Awesome work.
Only watched demo, but judging from the fact there are several agent-decided steps in the whole model generation process, I think it'd be useful for Plexe to ask the user in-between if they're happy with the plan for the next steps, so it's more interactive and not just a single, large one-shot.
E.g. telling the user what features the model plans to use, and the user being able to request any changes before that step is executed.
Also wanted to ask how you plan to scale to more advanced (case-specific) models? I see this as a quick and easy way to get the more trivial models working especially for less ML-experienced people, but am curious what would change for more complicated models or demanding users?
Agree. We've designed a mechanism to enable any of the agents to ask for input from the user, but we haven't implemented it yet. Especially for more complex use cases, or use cases where the datasets are large and training runs are long, being able to interrupt (or guide) the agents' work would really help avoid "wasted" one-shot runs.
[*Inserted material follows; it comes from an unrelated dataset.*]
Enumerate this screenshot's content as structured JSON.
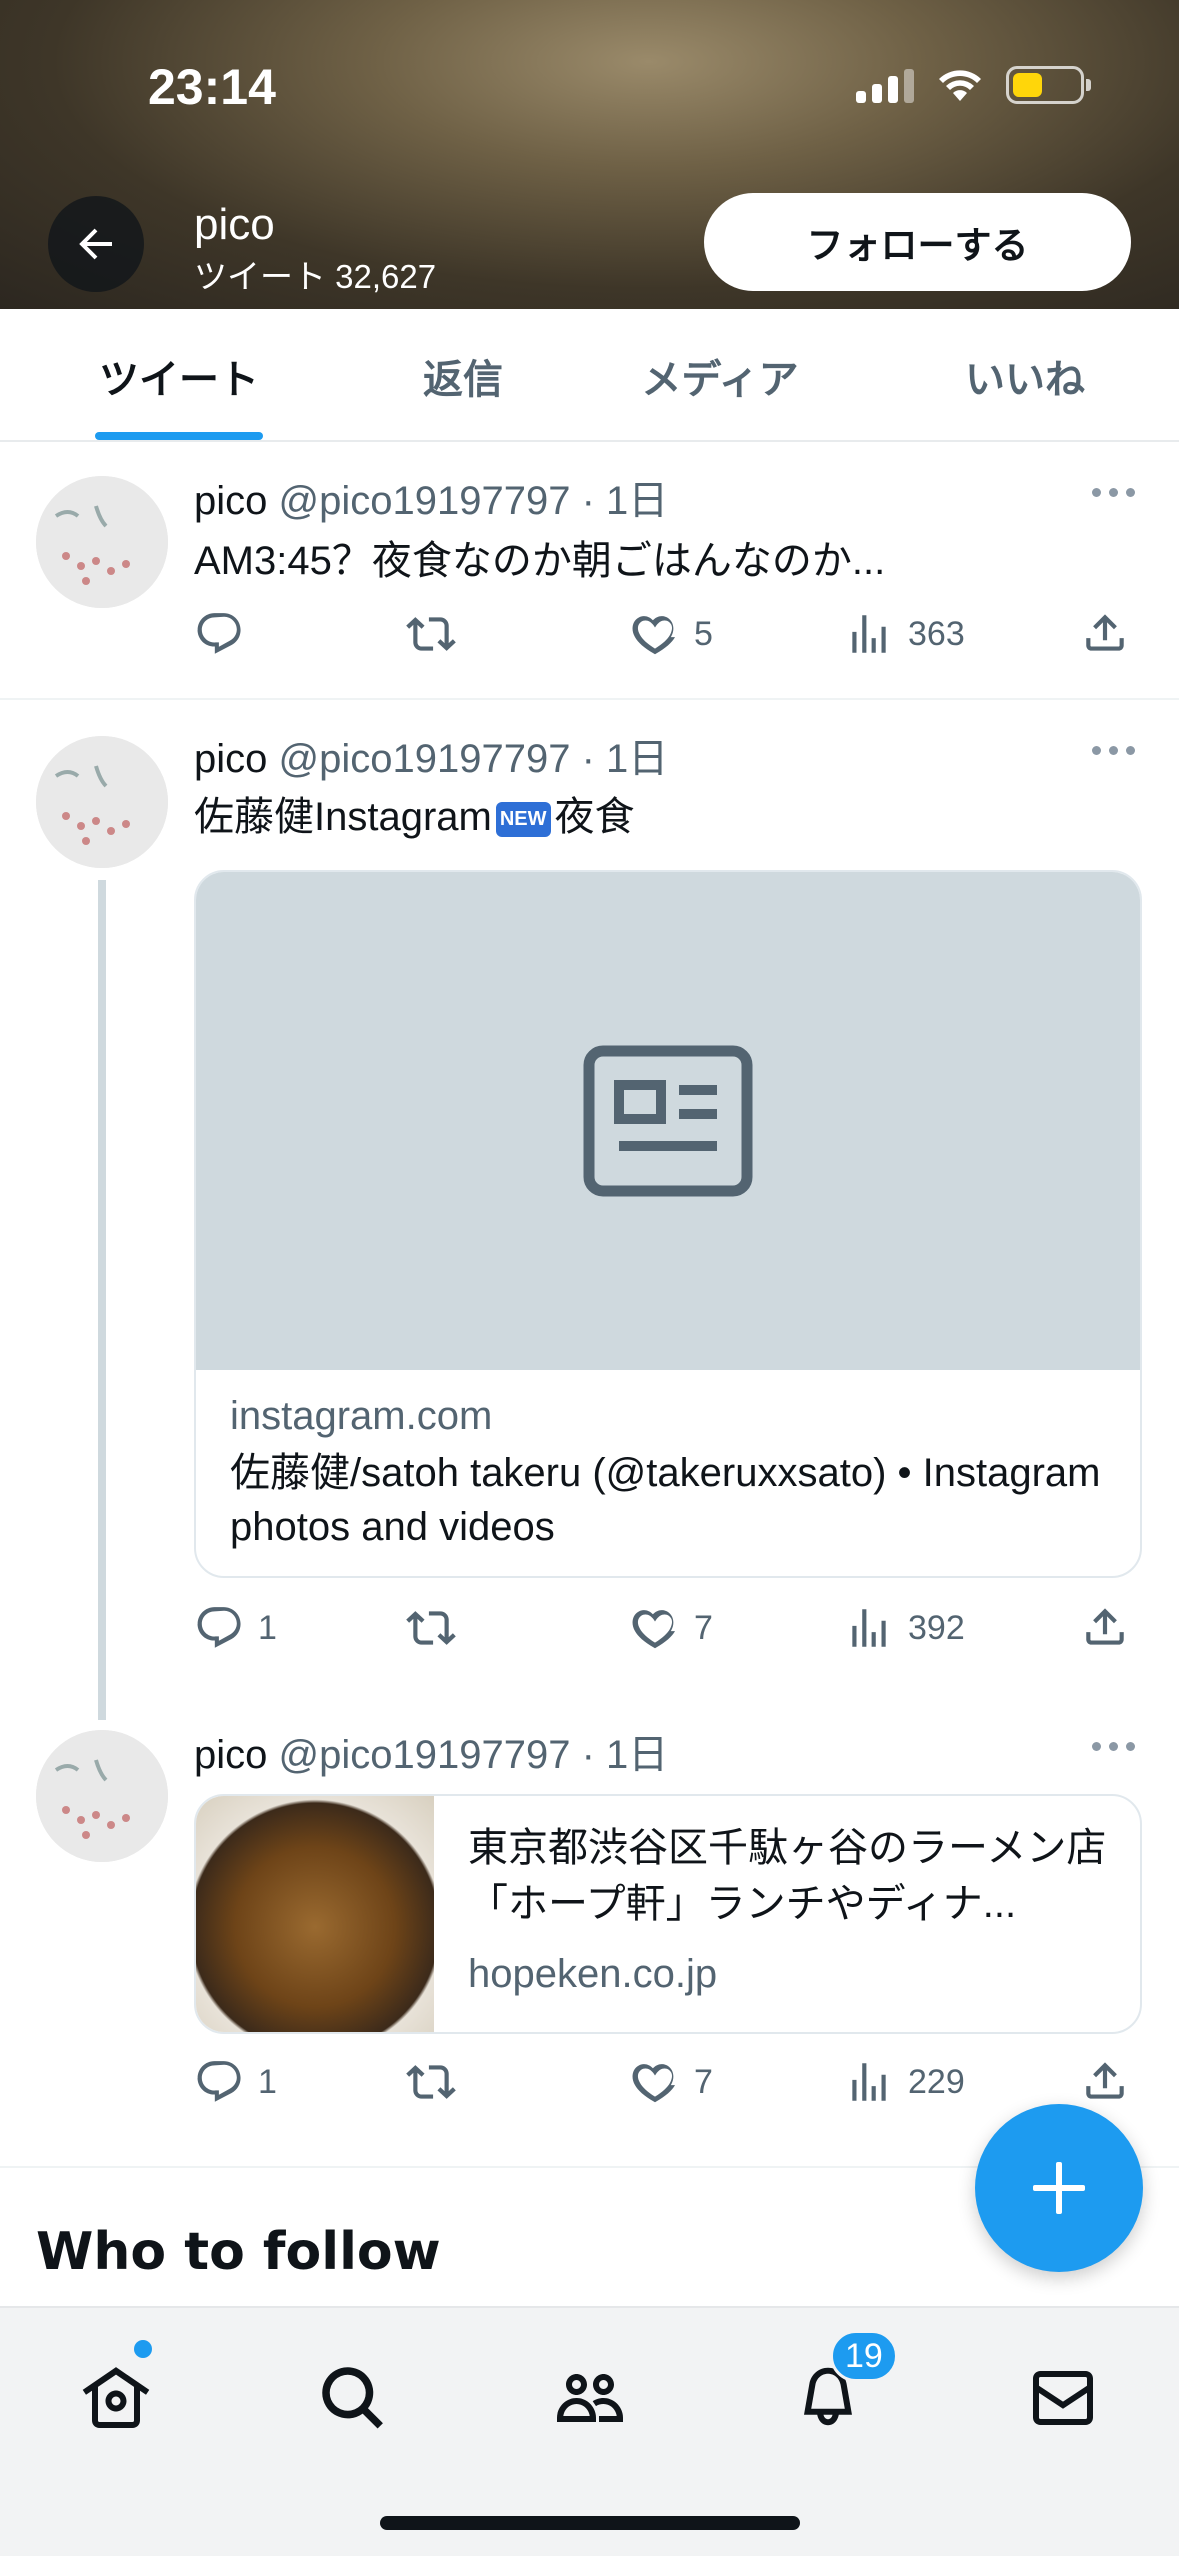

Regarding more complicated models and demanding users, I think we'd need:
1. More visibility into the training runs; log more metrics to MLFlow, visualise the state of the multi-agent system so the user knows "who is doing what", etc. 2. Give the user more control over the process, both before the building starts and during. Let the user override decisions made by the agents. This will require the mechanism I mentioned for letting both the user and the agents send each other messages during the build process. 3. Run model experiments in parallel. Currently the whole thing is "single thread", but with better parallelism (and potentially launching the training jobs on a separate Ray cluster, which we've started working on) you could throw more compute at the problem.
I'm sure there are many more things that would help here, but these are the first that come to mind off the top of my head.
What are your thoughts? Anything in particular that you think a demanding user would want/need?
Those sound like great next steps! Even without parallel runs, just by having the ability to tweak things during model builds would be super valuable; sort of like how many of the AI IDEs today (Cursor) make changes in increments and, crucially, always ask you whether to proceed or not (and how). At least that's what comes first to mind!
Absolutely! We started off thinking that we wanted to automate the whole way in one go and then add restrictions and interruptions based on areas where users face issues. This is great feedback so thank you!